実際の演奏でのコード進行は「A♭m7」→「G7Alt」となります。これは「D♭7」を「A♭m7」→「D♭7」というII→V進行にし、セブンスコードを裏コードである「G7」に置き換えるたと解釈できます。このアレンジでは、3小節目の「E♭m」に自然な流れで移行できるメリットも得られます。「G7Alt」の左手は「G、F」の2音、右手は「B、E♭、F、A♭」の4音で演奏しています。

コードアレンジ②

4小節目の「E7」→「E♭7」においてもメロディーに合わせながらコードをアレンジしています。

|E♭m   |Cm D♭7|E♭mA♭7|E7 E♭7

筆者の演奏では「B7」→「B♭7」→「B♭7」→「A7」としています。メロディーラインが各コードの7thになるようにコードを配置し、5小節目の「A♭m」に自然な半音進行で移れるようにアレンジしたものです。曲のメロディーや雰囲気と良くマッチしているように感じられます。コード解釈が難しい曲の中には、メロディーラインに合う和音がコードとして設定されているような場合があります。そのような場合は音楽理論にはとらわれずに曲の雰囲気とメロディーラインを考慮して、伴奏に使う音色を選んでみるのも一つの有効なアレンジ手法なのです。曲の解釈は人それぞれ違います。
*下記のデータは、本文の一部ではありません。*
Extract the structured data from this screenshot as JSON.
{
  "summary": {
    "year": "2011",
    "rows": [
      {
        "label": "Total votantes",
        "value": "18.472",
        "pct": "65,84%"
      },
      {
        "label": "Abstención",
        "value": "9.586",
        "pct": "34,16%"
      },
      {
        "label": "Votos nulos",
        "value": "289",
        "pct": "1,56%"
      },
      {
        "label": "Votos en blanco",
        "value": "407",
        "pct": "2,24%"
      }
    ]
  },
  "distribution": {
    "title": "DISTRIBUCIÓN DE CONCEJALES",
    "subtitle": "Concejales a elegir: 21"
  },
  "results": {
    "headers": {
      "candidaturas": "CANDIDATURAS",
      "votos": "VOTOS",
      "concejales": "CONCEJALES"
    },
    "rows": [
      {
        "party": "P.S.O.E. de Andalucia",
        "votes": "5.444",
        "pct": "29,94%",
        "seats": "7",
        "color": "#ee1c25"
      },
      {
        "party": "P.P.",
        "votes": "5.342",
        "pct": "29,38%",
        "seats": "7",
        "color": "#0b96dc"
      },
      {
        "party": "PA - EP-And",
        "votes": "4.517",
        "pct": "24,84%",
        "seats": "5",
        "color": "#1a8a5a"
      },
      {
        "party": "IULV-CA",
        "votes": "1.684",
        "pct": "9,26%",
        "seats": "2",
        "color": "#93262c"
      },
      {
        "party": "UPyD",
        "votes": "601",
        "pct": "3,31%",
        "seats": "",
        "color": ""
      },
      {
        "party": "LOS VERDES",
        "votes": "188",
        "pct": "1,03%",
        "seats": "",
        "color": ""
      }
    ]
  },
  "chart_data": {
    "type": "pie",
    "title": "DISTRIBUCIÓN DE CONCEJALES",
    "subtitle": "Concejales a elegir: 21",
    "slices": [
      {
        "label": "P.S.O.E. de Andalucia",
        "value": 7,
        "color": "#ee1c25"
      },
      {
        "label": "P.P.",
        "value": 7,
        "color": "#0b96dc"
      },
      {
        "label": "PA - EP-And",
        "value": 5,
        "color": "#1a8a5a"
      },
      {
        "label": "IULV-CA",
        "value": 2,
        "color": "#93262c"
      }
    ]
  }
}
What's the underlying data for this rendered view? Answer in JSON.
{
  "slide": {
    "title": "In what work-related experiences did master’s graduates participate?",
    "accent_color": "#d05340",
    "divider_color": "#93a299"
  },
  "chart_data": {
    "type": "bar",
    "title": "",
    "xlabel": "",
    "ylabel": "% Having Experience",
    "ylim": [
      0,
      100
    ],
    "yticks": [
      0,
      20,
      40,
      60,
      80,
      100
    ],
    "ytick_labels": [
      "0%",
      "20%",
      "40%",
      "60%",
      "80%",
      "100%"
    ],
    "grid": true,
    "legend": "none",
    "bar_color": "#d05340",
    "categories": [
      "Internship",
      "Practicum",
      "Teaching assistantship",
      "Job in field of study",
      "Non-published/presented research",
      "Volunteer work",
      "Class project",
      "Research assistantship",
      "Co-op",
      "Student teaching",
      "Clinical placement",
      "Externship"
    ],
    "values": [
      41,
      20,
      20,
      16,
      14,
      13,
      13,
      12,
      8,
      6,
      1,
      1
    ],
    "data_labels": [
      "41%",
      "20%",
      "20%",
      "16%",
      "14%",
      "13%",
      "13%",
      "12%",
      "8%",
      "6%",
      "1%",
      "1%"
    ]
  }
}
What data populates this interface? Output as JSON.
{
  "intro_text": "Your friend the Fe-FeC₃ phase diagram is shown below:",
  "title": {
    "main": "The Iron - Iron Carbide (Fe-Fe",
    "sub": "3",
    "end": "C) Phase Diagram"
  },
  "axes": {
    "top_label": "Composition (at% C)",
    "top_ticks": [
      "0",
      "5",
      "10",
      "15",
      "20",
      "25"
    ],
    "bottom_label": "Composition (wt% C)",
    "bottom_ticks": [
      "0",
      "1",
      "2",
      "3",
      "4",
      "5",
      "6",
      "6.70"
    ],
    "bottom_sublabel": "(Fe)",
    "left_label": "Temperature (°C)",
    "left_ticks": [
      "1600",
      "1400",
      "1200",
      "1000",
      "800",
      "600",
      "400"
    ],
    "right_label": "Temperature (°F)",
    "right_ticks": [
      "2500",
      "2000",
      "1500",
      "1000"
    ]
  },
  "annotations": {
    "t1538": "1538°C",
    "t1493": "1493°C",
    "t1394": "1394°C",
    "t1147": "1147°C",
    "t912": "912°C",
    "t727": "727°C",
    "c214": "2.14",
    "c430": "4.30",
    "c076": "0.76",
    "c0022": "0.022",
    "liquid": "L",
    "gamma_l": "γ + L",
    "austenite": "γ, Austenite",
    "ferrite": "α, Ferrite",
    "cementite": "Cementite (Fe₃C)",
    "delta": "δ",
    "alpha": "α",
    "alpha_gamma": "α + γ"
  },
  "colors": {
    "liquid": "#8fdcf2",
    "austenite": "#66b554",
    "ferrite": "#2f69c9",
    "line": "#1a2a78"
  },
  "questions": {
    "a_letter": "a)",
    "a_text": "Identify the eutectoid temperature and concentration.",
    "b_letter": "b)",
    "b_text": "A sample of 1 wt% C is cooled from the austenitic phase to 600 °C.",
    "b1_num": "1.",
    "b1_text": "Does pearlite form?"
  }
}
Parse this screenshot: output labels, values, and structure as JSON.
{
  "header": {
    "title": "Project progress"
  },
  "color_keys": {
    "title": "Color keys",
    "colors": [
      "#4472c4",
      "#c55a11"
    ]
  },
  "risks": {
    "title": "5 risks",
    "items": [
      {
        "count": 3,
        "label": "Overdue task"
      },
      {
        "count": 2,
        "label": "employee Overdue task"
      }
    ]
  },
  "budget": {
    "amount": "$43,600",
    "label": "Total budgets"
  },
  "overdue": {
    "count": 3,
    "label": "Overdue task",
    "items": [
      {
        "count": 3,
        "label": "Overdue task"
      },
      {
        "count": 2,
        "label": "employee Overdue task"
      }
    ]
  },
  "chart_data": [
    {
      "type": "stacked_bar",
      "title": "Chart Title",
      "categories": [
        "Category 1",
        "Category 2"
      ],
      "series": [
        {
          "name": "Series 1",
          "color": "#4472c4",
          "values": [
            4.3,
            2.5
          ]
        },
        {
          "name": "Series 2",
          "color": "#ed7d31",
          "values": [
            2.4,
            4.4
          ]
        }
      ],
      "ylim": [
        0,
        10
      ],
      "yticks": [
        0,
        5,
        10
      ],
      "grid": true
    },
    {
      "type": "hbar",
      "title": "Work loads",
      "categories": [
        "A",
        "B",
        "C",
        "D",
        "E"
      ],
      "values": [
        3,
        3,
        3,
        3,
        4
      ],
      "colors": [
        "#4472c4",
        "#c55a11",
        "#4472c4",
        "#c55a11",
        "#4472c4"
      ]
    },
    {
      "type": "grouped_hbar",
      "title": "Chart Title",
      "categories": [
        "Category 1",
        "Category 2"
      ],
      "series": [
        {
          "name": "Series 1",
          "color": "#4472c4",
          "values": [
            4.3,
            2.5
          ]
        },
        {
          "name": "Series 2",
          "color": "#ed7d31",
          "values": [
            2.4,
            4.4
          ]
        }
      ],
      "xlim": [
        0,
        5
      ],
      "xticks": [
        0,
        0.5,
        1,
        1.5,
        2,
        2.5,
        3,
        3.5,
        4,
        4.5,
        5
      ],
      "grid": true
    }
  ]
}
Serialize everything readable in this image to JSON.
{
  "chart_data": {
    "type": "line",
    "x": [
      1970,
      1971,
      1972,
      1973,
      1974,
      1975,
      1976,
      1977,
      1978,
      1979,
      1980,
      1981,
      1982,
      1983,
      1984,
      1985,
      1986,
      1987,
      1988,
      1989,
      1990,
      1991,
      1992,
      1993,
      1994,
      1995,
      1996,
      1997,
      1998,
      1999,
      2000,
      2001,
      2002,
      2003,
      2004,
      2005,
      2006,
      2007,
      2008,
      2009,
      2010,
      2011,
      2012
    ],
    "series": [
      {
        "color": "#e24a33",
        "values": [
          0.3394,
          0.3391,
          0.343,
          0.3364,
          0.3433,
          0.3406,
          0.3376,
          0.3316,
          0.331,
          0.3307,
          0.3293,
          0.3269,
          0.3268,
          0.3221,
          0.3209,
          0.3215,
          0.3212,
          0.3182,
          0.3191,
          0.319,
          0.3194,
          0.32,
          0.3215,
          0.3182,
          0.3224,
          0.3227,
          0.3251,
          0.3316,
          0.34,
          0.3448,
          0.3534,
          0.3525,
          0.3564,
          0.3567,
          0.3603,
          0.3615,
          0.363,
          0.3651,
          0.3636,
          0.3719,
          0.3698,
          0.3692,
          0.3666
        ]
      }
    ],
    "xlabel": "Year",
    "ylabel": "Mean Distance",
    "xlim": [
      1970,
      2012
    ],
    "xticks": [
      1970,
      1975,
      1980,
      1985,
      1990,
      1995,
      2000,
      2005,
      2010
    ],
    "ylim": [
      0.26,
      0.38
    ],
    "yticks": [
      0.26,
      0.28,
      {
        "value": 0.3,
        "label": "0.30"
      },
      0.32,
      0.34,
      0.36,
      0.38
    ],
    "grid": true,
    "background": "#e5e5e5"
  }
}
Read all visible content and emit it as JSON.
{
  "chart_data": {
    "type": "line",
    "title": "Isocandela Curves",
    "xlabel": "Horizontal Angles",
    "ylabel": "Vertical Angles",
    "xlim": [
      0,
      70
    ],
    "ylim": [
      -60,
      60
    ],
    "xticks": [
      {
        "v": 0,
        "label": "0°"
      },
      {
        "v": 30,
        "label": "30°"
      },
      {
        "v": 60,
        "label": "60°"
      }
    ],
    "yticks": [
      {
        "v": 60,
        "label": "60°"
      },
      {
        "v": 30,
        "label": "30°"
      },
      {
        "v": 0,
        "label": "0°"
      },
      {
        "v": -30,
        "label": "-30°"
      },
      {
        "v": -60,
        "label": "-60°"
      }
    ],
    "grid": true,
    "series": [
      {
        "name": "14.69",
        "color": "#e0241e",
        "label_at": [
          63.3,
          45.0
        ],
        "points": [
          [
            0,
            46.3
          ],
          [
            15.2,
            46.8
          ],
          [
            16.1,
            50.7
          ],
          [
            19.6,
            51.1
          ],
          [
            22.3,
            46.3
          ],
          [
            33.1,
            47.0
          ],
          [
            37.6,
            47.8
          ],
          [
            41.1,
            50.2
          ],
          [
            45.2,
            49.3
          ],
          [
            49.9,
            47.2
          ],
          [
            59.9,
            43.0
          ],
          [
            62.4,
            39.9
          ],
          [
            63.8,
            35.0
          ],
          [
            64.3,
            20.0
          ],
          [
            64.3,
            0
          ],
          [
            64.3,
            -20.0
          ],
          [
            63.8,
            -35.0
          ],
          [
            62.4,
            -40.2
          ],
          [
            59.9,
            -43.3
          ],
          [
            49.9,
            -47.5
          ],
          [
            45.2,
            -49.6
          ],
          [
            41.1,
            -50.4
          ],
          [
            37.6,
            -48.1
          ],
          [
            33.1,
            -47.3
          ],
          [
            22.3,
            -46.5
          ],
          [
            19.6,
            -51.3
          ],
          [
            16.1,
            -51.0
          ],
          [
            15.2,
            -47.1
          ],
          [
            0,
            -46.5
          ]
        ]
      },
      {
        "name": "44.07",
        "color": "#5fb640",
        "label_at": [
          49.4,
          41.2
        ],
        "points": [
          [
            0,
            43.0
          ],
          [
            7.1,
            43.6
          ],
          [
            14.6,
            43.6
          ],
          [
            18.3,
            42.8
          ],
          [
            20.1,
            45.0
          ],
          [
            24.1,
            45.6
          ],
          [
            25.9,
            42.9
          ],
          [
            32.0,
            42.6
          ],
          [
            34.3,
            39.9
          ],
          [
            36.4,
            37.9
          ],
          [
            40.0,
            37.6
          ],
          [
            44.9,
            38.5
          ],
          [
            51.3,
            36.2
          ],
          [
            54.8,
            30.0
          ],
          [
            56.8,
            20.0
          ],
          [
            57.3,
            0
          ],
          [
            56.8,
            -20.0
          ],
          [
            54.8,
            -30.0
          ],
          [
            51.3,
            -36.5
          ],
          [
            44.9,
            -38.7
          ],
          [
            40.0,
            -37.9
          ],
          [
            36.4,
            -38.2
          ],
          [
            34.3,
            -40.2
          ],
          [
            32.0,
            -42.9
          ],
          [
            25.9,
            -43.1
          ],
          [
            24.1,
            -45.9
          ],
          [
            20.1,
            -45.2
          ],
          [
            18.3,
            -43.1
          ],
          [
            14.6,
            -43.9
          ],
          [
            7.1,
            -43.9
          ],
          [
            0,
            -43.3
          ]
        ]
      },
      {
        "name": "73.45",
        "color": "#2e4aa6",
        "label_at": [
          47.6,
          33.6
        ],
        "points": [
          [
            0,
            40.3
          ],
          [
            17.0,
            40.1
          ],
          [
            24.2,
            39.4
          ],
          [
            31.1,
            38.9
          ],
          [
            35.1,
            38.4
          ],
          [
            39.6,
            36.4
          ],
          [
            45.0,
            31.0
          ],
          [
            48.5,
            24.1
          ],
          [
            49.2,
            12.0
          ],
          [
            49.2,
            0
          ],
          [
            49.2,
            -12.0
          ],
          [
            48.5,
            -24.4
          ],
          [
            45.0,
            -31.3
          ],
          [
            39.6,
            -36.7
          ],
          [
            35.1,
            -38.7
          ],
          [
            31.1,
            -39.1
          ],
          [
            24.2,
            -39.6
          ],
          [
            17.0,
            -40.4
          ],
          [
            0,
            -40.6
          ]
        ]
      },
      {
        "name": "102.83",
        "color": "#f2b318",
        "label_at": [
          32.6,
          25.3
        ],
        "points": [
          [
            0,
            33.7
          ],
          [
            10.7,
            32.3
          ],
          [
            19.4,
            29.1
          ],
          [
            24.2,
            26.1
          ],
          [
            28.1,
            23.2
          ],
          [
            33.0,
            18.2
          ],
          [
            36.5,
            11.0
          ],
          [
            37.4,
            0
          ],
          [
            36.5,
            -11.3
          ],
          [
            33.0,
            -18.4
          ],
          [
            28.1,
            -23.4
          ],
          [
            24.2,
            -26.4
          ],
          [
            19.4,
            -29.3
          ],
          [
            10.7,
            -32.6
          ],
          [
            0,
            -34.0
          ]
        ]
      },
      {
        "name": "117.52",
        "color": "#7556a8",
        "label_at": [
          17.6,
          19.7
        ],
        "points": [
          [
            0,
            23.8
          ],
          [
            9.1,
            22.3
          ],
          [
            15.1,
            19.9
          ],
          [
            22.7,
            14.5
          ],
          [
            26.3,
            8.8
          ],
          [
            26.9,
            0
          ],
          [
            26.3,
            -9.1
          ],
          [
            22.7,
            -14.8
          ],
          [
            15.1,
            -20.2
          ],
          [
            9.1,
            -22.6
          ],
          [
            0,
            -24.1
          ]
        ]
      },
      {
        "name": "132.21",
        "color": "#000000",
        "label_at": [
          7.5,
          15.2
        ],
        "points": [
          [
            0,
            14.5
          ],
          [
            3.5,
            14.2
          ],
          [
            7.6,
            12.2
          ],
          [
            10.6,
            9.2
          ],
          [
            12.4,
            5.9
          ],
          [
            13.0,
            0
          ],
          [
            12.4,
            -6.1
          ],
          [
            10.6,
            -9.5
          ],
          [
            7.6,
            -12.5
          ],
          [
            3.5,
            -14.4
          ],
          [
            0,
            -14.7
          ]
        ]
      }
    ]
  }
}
自分が納得できる音使いを探求してみましょう。

筆者の演奏について

本記事の「'ROUND MIDNIGHT」の演奏は本ブログ「ジャズピアノペディア」とYouTubeチャンネル「Midnight Jazz Piano」を運営する筆者の演奏です。筆者は、アドリブソロ無しのジャズピアノ演奏でジャズの曲そのものの魅力を伝える活動をしています。多くのジャズピアニストがテーマだけの演奏をアルバムに収めているように、ジャズの曲はテーマだけでも十分魅力的なのです。これらの動画によってジャズを好きになってもらえると嬉しいです。また、演奏の解説がジャズピアノに興味を持つ方々のスキルアップの一助となれば幸いです。

最後まで「'ROUND MIDNIGHT」をご覧いただき、ありがとうございました。